Tech companies — which are responsible for vast amounts of AI research — are also addressing the ethics of their work (Google alone was responsible for 12% of papers at NeurIPS, according to one estimate). But activists say that they must not be allowed to get away with ‘ethics-washing’. Tech companies suffer from a lack of diversity, and although some firms have staff and entire boards dedicated to ethics,campaigners warn that these often have too little power. Their technical solutions — which include efforts to ‘debias algorithms’ — are also often misguided, says Birhane. The approach wrongly suggests that bias-free data sets exist, and fixing algorithms doesn’t solve the root problems in underlying data, she says.
Forcing tech companies to include people from affected groups on ethics boards would help, said Fabian Rogers, a community organizer from New York City.
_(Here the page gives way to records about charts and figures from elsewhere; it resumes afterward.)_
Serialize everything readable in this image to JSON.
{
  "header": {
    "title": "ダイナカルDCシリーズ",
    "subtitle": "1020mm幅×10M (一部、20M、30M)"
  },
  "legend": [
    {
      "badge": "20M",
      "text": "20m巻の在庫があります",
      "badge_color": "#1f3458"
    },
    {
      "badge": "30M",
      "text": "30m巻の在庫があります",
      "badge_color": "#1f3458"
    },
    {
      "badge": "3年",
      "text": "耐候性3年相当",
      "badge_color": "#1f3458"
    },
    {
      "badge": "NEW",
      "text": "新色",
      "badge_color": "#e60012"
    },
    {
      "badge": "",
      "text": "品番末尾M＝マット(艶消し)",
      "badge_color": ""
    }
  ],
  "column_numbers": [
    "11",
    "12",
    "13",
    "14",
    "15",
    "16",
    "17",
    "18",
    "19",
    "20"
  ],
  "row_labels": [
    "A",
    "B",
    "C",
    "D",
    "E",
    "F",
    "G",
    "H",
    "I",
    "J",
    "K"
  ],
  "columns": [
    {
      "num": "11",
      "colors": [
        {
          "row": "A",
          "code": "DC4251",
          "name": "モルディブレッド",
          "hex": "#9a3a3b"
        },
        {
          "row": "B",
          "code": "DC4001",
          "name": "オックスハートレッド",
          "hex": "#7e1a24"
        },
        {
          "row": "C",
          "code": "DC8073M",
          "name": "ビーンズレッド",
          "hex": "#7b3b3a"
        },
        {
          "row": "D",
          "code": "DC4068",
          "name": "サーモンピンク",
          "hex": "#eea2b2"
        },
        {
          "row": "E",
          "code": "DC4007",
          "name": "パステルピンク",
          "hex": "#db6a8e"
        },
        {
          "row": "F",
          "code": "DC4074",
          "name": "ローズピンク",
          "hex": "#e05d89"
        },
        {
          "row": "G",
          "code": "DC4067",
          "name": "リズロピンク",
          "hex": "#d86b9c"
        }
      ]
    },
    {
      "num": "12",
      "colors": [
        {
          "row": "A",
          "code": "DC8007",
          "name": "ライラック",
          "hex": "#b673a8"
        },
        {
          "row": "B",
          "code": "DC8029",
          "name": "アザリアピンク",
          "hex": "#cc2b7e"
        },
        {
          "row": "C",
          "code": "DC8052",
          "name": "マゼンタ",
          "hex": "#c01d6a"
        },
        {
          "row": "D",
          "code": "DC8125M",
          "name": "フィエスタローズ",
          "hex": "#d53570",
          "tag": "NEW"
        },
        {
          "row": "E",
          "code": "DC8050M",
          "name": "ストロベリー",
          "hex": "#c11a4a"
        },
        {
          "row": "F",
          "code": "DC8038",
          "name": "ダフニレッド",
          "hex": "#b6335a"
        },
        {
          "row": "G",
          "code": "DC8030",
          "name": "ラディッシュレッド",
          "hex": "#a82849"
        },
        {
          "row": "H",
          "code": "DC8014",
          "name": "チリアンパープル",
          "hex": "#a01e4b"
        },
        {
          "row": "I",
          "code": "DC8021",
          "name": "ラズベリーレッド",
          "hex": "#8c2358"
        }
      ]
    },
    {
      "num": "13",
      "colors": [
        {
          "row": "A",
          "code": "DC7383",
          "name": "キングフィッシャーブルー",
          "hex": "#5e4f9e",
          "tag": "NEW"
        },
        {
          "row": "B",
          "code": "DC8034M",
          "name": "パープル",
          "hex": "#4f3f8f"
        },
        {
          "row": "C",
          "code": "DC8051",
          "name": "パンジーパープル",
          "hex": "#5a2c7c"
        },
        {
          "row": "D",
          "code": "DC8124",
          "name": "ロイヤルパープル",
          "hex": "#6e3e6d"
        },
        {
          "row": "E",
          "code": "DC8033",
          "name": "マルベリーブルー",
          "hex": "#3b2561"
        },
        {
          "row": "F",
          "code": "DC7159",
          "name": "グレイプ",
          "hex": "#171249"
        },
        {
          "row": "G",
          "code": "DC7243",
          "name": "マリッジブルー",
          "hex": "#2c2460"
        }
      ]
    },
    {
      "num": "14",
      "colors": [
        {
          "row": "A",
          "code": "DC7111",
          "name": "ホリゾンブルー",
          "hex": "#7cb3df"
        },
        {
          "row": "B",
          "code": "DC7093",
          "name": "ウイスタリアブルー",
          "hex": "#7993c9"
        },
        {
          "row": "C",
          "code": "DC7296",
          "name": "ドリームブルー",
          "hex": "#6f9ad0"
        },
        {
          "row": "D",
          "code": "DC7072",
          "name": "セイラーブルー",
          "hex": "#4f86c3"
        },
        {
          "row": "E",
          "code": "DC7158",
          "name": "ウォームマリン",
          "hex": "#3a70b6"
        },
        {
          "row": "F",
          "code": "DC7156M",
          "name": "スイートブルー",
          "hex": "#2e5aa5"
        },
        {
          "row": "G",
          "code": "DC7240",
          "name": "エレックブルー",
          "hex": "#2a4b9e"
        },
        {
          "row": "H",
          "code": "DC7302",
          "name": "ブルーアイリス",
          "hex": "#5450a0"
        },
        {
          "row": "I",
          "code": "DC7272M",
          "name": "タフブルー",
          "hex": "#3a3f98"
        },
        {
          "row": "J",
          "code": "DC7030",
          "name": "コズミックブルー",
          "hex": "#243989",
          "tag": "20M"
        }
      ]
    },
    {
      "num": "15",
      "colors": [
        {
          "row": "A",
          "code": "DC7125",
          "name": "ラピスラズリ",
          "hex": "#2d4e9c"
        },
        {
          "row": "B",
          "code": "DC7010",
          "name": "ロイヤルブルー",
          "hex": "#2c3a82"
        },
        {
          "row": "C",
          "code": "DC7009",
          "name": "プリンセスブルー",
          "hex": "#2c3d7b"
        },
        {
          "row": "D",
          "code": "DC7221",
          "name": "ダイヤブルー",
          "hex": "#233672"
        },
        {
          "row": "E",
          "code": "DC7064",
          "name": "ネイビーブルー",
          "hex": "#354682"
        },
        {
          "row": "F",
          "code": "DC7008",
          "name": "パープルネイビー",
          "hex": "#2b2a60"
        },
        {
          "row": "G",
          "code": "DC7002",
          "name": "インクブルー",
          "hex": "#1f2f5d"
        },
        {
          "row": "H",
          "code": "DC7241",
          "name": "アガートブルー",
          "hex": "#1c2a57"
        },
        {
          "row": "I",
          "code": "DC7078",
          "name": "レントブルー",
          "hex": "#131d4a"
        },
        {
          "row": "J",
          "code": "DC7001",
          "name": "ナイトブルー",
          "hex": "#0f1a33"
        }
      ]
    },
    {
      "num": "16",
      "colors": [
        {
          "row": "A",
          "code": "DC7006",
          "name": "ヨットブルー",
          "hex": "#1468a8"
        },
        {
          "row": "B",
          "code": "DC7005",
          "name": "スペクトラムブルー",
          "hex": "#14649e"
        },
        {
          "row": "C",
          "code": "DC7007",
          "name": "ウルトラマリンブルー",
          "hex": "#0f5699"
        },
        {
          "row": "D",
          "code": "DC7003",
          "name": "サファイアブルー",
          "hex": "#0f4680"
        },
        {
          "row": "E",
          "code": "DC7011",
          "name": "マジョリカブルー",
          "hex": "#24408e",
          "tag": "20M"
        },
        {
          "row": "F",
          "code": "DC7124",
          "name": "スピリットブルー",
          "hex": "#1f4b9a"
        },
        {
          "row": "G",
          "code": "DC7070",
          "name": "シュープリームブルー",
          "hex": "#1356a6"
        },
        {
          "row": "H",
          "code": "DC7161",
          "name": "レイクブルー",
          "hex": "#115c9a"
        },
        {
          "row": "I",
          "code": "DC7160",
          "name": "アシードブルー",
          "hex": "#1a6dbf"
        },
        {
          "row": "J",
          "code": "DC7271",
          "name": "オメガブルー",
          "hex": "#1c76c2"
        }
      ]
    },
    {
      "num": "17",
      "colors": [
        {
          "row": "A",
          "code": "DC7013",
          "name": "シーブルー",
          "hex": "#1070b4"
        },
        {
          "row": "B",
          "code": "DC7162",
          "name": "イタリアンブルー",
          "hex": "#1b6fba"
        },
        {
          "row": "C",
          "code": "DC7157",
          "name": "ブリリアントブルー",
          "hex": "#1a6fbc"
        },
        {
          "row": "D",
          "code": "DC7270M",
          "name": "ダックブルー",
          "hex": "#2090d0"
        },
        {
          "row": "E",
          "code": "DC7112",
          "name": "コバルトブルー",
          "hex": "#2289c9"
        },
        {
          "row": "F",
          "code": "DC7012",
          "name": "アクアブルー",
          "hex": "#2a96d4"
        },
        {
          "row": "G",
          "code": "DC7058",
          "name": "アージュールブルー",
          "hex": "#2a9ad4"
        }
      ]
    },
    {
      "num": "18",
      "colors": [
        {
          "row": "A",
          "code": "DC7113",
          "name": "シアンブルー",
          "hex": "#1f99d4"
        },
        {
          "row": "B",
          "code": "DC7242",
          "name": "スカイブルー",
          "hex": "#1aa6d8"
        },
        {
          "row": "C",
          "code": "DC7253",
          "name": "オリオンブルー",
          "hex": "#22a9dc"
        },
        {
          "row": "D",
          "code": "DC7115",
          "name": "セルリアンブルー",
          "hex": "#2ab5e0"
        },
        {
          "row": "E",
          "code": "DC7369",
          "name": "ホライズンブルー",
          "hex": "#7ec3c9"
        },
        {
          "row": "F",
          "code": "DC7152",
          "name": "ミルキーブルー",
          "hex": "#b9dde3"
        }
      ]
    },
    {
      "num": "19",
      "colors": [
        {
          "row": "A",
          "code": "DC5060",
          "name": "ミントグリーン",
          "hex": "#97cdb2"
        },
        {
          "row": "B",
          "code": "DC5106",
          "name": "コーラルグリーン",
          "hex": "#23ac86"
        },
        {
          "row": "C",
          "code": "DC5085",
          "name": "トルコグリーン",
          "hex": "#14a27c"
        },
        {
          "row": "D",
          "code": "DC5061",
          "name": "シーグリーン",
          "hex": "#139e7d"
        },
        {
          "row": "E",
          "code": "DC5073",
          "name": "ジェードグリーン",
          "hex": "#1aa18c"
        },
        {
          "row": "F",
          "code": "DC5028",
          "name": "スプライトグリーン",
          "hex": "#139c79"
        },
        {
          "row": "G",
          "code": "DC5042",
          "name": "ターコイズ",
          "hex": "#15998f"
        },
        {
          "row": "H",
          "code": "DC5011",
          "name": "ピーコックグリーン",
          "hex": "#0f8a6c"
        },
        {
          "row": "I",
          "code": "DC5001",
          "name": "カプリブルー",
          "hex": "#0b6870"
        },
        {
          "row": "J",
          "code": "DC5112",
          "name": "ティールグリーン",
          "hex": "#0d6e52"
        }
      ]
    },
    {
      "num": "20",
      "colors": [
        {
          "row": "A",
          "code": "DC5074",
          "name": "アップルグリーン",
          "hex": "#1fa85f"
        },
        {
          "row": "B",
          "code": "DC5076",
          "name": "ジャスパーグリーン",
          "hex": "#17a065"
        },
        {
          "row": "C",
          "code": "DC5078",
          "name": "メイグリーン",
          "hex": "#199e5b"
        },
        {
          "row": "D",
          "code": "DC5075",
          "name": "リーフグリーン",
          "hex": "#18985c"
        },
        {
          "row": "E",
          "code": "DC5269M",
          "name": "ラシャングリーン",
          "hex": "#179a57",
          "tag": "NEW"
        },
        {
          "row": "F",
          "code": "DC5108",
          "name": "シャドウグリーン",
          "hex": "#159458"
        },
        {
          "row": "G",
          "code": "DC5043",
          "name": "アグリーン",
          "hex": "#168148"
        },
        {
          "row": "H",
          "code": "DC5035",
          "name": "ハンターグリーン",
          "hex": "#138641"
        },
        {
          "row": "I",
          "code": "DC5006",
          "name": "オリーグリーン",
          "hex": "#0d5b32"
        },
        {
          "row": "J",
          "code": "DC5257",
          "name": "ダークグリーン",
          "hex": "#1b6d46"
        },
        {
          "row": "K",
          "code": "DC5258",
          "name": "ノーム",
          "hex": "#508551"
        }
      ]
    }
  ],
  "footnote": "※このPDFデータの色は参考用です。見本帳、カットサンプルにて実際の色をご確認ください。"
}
Rogers represents the Atlantic Plaza Towers Tenants Association, which fought to stop its landlord from installing facial-recognition technology without residents’ consent. “Context is everything, and we need to keep that in mind when we’re talking about technology. It’s hard to do that when we don’t have necessary people to offer that perspective,” he said.
Researchers and tech workers in privileged positions can choose where they work and should vote with their feet, says Whittaker. She worked at Google until last year, and in 2018 organized a walkout of Google staff over the firm’s handing of of sexual-harassment claims. Researchers should demand to know the ultimate use of what they are working on, she says.
Another approach would be to change the questions that they try to solve, said Ria Kalluri, a machine-learning scientist at Stanford University in California. Researchers could shift power towards the people affected by models and on whose data they are built, she said, by tackling scientific questions that make algorithms more transparent and that create ways for non-experts to challenge a model’s inner workings.